Galbiate: cena multi-etnica di condivisione con la Comunità di Villa Silva

Serata di condivisione, amicizia e incontro fra culture quella proposta nella serata di ieri, sabato 22 giugno, dalla Comunità di Villa Silva in Piazza Manzoni a Galbiate. La “Piccola festa dei popoli” – questo il nome dell’iniziativa – è stata ancora una volta un inno alla diversità, all’integrazione e alla “responsabilità”, quella di riconoscersi uguali pur nelle differenze di idee, colore della pelle, abbigliamento e stili di vita.





E che cosa ci può essere di meglio di una cena in compagnia, sotto le stelle, con musica e balli, per (ri)scoprire la bellezza dello stare insieme “come gocce dello stesso mare”, senza paura né pregiudizi, semplicemente riconoscendosi negli occhi degli altri? Forse soltanto una cena multietnica e condivisa, una “tavolata” piena di pietanze cucinate dagli stessi commensali e originarie delle più svariate zone del mondo, pronte per essere assaggiate e gustate con la genuina curiosità dei bambini, italiani, africani o asiatici che siano.






La “Comunità di famiglie” presente a Galbiate, insediata nella struttura in Piazza Manzoni di proprietà della Parrocchia, fa parte di una più ampia Associazione Nazionale di Promozione Sociale nata nel 2003 con l’intento di avvicinare tra loro tutte le esperienze scaturite dalla realtà di Villapizzone, nel milanese: l’idea in base alla quale negli scorsi anni è stata aperta una “casa” anche nel paese ai piedi del Monte Barro è quella di promuovere uno stile di vita di prossimità familiare, abitando luoghi capaci di far sentire accolte persone e famiglie fragili e vulnerabili, con benevolenza e gratitudine, nell’ottica di una “vera” e profonda integrazione nel tessuto locale.

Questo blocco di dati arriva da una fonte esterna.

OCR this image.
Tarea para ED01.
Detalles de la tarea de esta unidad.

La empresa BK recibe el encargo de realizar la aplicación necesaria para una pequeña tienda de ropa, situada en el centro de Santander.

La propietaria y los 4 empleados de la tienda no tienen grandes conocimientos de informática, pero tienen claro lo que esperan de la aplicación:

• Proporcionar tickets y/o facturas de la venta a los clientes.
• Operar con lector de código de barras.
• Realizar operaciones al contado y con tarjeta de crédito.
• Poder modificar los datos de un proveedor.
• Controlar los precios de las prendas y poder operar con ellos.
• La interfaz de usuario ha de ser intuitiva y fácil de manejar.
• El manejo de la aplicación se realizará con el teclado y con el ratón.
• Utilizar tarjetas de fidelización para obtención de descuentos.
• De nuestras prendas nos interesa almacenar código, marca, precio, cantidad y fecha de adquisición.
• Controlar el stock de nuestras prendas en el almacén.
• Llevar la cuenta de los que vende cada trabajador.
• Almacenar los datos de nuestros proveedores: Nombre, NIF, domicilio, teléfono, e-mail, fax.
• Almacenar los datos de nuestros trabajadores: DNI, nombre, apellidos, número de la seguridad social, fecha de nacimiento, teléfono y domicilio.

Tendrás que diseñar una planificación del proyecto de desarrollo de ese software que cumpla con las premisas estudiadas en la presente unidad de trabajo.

Un’esperienza, dunque, di apertura agli altri – stranieri e profughi, ma anche minori in affido, madri sole, genitori e figli in difficoltà – e di supporto reciproco, che a Galbiate è stata (ed è tuttora) seguita da vicino e supportata anche dall’Amministrazione Comunale, sempre al fianco della Parrocchia.




Con fiducia, speranza e convinzione in quella che l’Associazione “Mondo di Comunità e Famiglie” ha voluto definire “un’alternativa possibile” – alla paura, all’intolleranza e al pregiudizio – che la serata di ieri, con decine di persone semplicemente radunate intorno a un tavolo, ha messo ancora una volta “in piazza”, sotto gli occhi di tutti.
B.P.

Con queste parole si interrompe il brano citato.